Charter seeks minimum $3.5 billion term loan G at Libor plus 350 bps

By Sara Rosenberg

New York, Aug. 11 – Charter Communications Operating LLC is now looking to get a minimum $3.5 billion seven-year first-lien term loan G, as opposed to a $3.2 billion six-year term loan G and $4.2 billion seven-year term loan H, according to a market source.

Pricing on the term loan G is talked at Libor plus 350 basis points with a 0.75% Libor floor and an original issue discount of 99, the source said.

By comparison, the original term loan G price talk was Libor plus 275 bps to 300 bps with a 0.75% Libor floor and a discount of 99½, and term loan H price talk was Libor plus 275 bps to 300 bps with a 0.75% Libor floor and a discount of 99.

In addition, the term loan G has 101 soft call protection for one year, extended from six months, the source continued.

Furthermore, under the revised terms, the term loan G will fund immediately into escrow, has a ticking fee of the full spread and Libor floor upon funding, and has 0 bps MFN, triggered only by the balance of acquisition proceeds and applies to secured loans and secured bonds.

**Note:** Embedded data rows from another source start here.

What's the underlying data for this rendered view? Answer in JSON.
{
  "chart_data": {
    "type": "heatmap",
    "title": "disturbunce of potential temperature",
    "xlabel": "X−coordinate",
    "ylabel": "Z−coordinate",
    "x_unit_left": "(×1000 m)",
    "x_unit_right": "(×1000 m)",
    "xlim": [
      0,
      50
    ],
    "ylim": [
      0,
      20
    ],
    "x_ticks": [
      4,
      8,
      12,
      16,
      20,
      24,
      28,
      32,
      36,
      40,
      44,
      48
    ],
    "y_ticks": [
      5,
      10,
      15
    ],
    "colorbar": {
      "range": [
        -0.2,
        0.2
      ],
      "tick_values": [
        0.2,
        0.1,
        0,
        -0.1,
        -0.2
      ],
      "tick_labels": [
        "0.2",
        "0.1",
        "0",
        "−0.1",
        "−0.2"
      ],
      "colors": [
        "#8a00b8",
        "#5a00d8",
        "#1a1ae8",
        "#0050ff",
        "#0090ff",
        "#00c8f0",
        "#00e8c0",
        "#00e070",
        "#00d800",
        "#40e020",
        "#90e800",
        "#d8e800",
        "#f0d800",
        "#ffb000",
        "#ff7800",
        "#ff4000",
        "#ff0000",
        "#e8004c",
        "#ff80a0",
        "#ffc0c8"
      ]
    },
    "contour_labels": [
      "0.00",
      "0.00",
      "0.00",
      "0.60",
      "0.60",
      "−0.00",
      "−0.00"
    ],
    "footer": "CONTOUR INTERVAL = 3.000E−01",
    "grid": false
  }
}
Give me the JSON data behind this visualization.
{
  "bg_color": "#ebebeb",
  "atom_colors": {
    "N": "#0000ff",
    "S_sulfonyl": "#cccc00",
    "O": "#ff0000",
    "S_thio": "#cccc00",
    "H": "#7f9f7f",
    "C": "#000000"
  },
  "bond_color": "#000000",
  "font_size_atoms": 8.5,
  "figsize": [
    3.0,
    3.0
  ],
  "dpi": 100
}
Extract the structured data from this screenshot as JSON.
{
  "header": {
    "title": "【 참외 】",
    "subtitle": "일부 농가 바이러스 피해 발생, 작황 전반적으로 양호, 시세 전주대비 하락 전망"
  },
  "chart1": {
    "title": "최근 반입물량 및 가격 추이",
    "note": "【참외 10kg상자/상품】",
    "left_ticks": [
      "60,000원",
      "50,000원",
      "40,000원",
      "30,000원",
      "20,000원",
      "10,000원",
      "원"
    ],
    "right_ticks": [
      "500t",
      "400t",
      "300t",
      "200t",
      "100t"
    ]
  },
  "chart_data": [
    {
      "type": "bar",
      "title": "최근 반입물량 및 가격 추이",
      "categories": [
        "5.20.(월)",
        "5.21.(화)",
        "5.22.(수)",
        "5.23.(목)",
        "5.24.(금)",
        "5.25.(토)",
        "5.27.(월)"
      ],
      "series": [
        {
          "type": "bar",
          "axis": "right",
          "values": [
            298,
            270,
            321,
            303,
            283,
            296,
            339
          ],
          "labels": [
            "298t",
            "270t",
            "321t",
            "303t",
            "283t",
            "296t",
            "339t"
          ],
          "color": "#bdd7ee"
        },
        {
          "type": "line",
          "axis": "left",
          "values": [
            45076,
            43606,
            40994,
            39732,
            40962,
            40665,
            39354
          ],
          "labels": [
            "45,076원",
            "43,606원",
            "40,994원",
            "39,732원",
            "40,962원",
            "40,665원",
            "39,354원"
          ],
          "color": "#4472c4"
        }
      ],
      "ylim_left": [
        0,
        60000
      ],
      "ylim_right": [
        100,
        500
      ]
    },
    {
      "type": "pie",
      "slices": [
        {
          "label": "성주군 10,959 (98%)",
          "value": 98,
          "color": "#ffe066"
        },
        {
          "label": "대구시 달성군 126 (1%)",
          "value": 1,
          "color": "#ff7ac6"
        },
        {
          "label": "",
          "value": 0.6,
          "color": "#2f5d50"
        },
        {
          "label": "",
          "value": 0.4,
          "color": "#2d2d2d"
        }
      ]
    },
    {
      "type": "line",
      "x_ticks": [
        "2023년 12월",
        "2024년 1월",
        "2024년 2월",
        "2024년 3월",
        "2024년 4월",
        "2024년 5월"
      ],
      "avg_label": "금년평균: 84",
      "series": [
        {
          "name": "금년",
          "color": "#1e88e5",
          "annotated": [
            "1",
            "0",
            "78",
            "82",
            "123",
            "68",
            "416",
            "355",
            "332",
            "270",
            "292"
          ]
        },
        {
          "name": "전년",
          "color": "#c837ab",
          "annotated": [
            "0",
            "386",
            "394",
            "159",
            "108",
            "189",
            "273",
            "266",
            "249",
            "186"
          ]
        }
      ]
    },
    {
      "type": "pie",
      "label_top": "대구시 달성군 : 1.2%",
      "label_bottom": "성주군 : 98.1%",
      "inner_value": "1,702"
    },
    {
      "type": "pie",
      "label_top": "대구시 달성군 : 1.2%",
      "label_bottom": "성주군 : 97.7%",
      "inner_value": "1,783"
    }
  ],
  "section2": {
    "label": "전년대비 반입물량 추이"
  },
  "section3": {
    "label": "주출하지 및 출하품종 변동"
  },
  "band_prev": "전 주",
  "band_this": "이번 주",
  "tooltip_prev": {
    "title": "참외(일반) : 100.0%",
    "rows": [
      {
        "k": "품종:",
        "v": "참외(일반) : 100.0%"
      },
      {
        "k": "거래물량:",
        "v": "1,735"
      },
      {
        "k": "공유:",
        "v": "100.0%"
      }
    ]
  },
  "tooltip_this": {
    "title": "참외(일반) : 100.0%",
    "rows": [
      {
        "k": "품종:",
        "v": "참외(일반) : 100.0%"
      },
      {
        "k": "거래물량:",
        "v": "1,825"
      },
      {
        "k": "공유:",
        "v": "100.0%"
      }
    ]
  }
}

Recommitments were due at 5 p.m. ET on Monday, the source added.

Closing is expected in early to mid-September.

Goldman Sachs Bank USA, Bank of America Merrill Lynch, Credit Suisse Securities (USA) LLC and Deutsche Bank Securities Inc. are the lead banks on the senior secured deal.

Proceeds will be used to fund the acquisitions of customers and systems from Comcast Corp.

The acquisitions are conditioned on the completion of the merger of Comcast and Time Warner Cable, as well as the receipt of Hart-Scott-Rodino, FCC and other required regulatory approvals, Charter shareholder approval and various other matters.

Under the agreement, following the close of the Comcast-Time Warner Cable merger, Charter will buy systems serving about 1.4 million of the prior Time Warner Cable video customers for an estimated value of $7.4 billion based on projected 2014 EBITDA.

In addition, Charter will own about 33% of the new publicly traded cable provider (SpinCo) to be spun off by Comcast serving about 2.5 million customers, and Comcast shareholders, including the former Time Warner Cable shareholders, will own about 67% of SpinCo.

Charter will acquire its interest in SpinCo by issuing stock to Comcast shareholders.

Charter is a Stamford, Conn.-based broadband communications company and cable operator.